La Cour des Comptes épingle les théâtres nationaux sur leur gestion

Par @Culturebox
Mis à jour le 10/02/2016 à 11H20, publié le 10/02/2016 à 11H19
La Comédie Française à Paris

La Comédie Française à Paris

© B.R. PRODUCTIONS/SIPA

La Cour des Comptes demande aux théâtres nationaux de la Comédie-Française, l'Odéon-Théâtre de l'Europe, le Théâtre de la Colline et le Théâtre National de Strasbourg de rationaliser leur gestion "dans un contexte budgétaire contraint". Entre 2006 et 2014, les quatre théâtres ont reçu 458,23 millions de subvention, soit 71% de leurs ressources.

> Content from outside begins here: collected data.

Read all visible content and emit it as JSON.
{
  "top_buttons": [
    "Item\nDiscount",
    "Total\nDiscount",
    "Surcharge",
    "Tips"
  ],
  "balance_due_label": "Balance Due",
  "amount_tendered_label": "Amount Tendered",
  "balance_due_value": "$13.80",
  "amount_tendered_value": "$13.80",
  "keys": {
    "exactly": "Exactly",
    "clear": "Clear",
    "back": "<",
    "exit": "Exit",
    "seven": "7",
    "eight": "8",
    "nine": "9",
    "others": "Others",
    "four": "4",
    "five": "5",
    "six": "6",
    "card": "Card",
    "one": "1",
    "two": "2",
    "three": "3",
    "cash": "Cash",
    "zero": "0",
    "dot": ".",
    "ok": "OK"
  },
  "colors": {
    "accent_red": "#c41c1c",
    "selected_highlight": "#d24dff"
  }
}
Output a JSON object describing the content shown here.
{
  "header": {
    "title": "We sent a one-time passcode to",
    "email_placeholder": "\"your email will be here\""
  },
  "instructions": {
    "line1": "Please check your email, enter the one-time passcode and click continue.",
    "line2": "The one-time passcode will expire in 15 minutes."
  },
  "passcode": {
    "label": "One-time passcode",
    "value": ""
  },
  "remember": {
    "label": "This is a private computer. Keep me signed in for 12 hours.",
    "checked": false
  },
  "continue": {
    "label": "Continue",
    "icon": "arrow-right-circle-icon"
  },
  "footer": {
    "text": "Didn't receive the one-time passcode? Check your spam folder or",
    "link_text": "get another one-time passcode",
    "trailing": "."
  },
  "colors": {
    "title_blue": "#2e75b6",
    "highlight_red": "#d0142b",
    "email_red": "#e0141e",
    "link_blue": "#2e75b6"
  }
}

La Cour estime que "s'ils ont conservé le niveau et l'excellence de leurs créations, c'est au prix d'un subventionnement massif de l'Etat qui ne peut, dans un contexte budgétaire contraint, continuer à assurer seul la pérennité du système". Entre 2006 et 2014, les quatre théâtres ont reçu 458,23 millions de subvention, soit 71% de leurs ressources. Leur situation est "fragilisée": "malgré des taux de fréquentation élevés, les charges de structure sont en augmentation constante et l'activité très majoritairement déficitaire."

La Cour recommande plusieurs mesures : conclure pour chaque théâtre un Contrat de performance, accroître la diffusion des spectacles et le nombre de tournées, réduire les places gratuites (11% dans les 4 théâtres mais 20% à la Colline). Elle épingle sévèrement le coût des changement de directeurs : indemnités de départ astronomiques, superposition des salaires de l'ancien et du nouveau directeur...

Plusieurs recommandations sont déjà suivies d'effet

Des Contrats de performance sont en cours d'élaboration et le théâtre de la Colline a donné un coup de vis à ses invitations. D'autres sont plus délicates : ainsi, la Cour recommande de renégocier les  conventions collectives, qui font la part belle au personnel technique. Exemple: lors des tournées, les techniciens de la Comédie-Française voyagent en Première. Pour les 4 théâtres, le personnel technique pèse plus lourd (39% des effectifs et 32% des dépenses de personnel en 2014)  que les rémunérations des artistes (16% en 2014).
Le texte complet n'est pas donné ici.